Interview: Michael Berthold, KNIME Founder, on Research, Creativity, Big Data, and Privacy, Part 2

We discuss interesting research projects, scientific research and creativity, Big Data hype and reality, is privacy still possible, and advice for beginning Data Scientists.

By Gregory Piatetsky, @kdnuggets, Aug 12, 2014.

Michael Berthold Prof. Dr. Michael Berthold is the founder and president of AG, makers of the popular KNIME open source data mining and processing platform.

Here is the first part of the interview.

Gregory Piatetsky, Q6. Besides KNIME, what were some of your most interesting research projects ?

Michael Berthold: Two come to mind - first the learning in parallel universes. The idea that objects can have different representations has been floating around for a while (multi view / multi instance learning) but creating a model that combines the patterns from across those representations rather than learning one representation from all those was a new way to think about this. It resulted in a couple of neat algorithms that are now, of course, also part of KNIME.

Bisociative Knowledge Discovery The other one created a larger EU consortium and resulted in a nice LNCS volume: Bisociative Knowledge Discovery, the idea that creativity is triggered by connecting diverse domains. The concept is not new (Arthur Koestler published about this in the 60s) but creating computer based methods to mimic or at least support it was. Some of the output of the project is now also available in KNIME, for instance as part of the network and text mining extensions.
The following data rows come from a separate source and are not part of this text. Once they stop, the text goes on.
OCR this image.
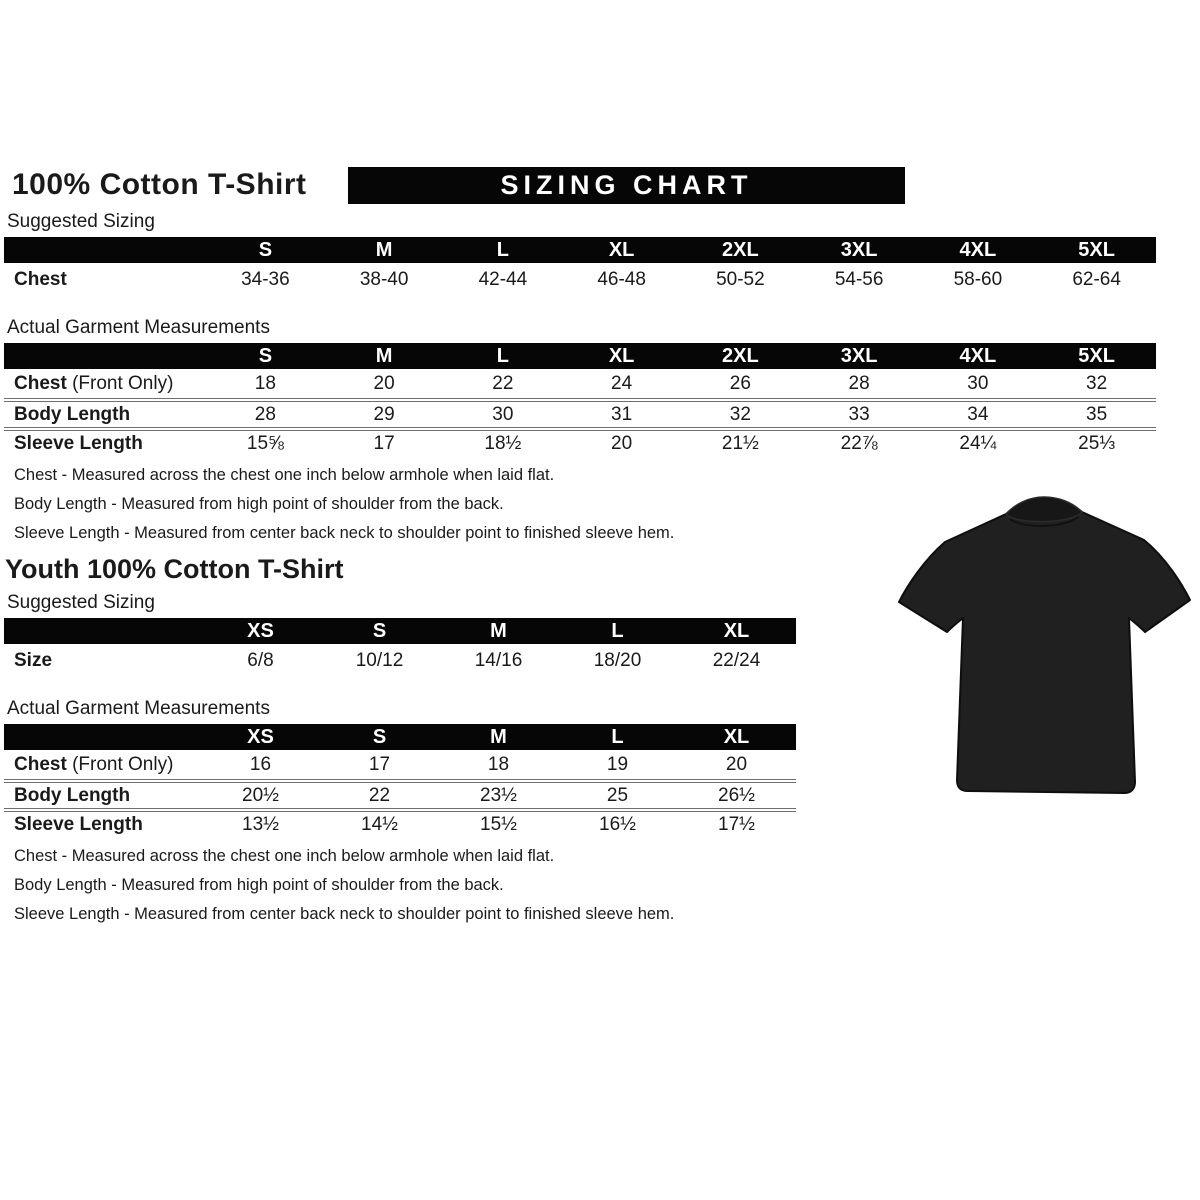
100% Cotton T-Shirt	SIZING CHART
Suggested Sizing
S	M	L	XL	2XL	3XL	4XL	5XL
Chest	34-36	38-40	42-44	46-48	50-52	54-56	58-60	62-64
Actual Garment Measurements
S	M	L	XL	2XL	3XL	4XL	5XL
Chest (Front Only)	18	20	22	24	26	28	30	32
Body Length	28	29	30	31	32	33	34	35
Sleeve Length	15⅝	17	18½	20	21½	22⅞	24¼	25⅓

Chest - Measured across the chest one inch below armhole when laid flat.

Body Length - Measured from high point of shoulder from the back.

Sleeve Length - Measured from center back neck to shoulder point to finished sleeve hem.

Youth 100% Cotton T-Shirt
Suggested Sizing
XS	S	M	L	XL
Size	6/8	10/12	14/16	18/20	22/24
Actual Garment Measurements
XS	S	M	L	XL
Chest (Front Only)	16	17	18	19	20
Body Length	20½	22	23½	25	26½
Sleeve Length	13½	14½	15½	16½	17½

Chest - Measured across the chest one inch below armhole when laid flat.

Body Length - Measured from high point of shoulder from the back.

Sleeve Length - Measured from center back neck to shoulder point to finished sleeve hem.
Q7. In your chapter in "Journeys to Data Mining" book [Springer, 2012] you talk about 3 phases of scientific research -
- "Parametrization" (eg fine-tuning a parameter),
- "Pattern Detection" (looking for a pattern of known type), and
"Hypothesis Generation" (open-ended exploration).
Data mining can work well for the first 2 types. What is needed to help automate the third phase, "Hypothesis generation" (search for "unknown unknowns"). Can such human creativity be automated?

MB: Well, see above. We were (and are) not shooting for a truly creative system but more for a system that supports creativity. Ideally you have a system that presents interesting connections/patterns to a user and she says "what the heck is that???" and, after some thinking and exploring where that connection comes from, creates an entirely new question that is then answered using the data.

So, in a way, we are trying to build a system that helps you come up with completely new patterns to look for or questions to ask. That would already be a huge improvement over current systems that really only provide answers to questions that you already know how to phrase.

Big Data GP: Q8. What do think of Big Data "buzz" - how much is hype, and how much is reality? Do you expect Big Data to fall into a "trough of disillusionment" soon or will Big Data tools (perhaps without using the "Big Data" name) become part of the mainstream and reach plateau of productivity?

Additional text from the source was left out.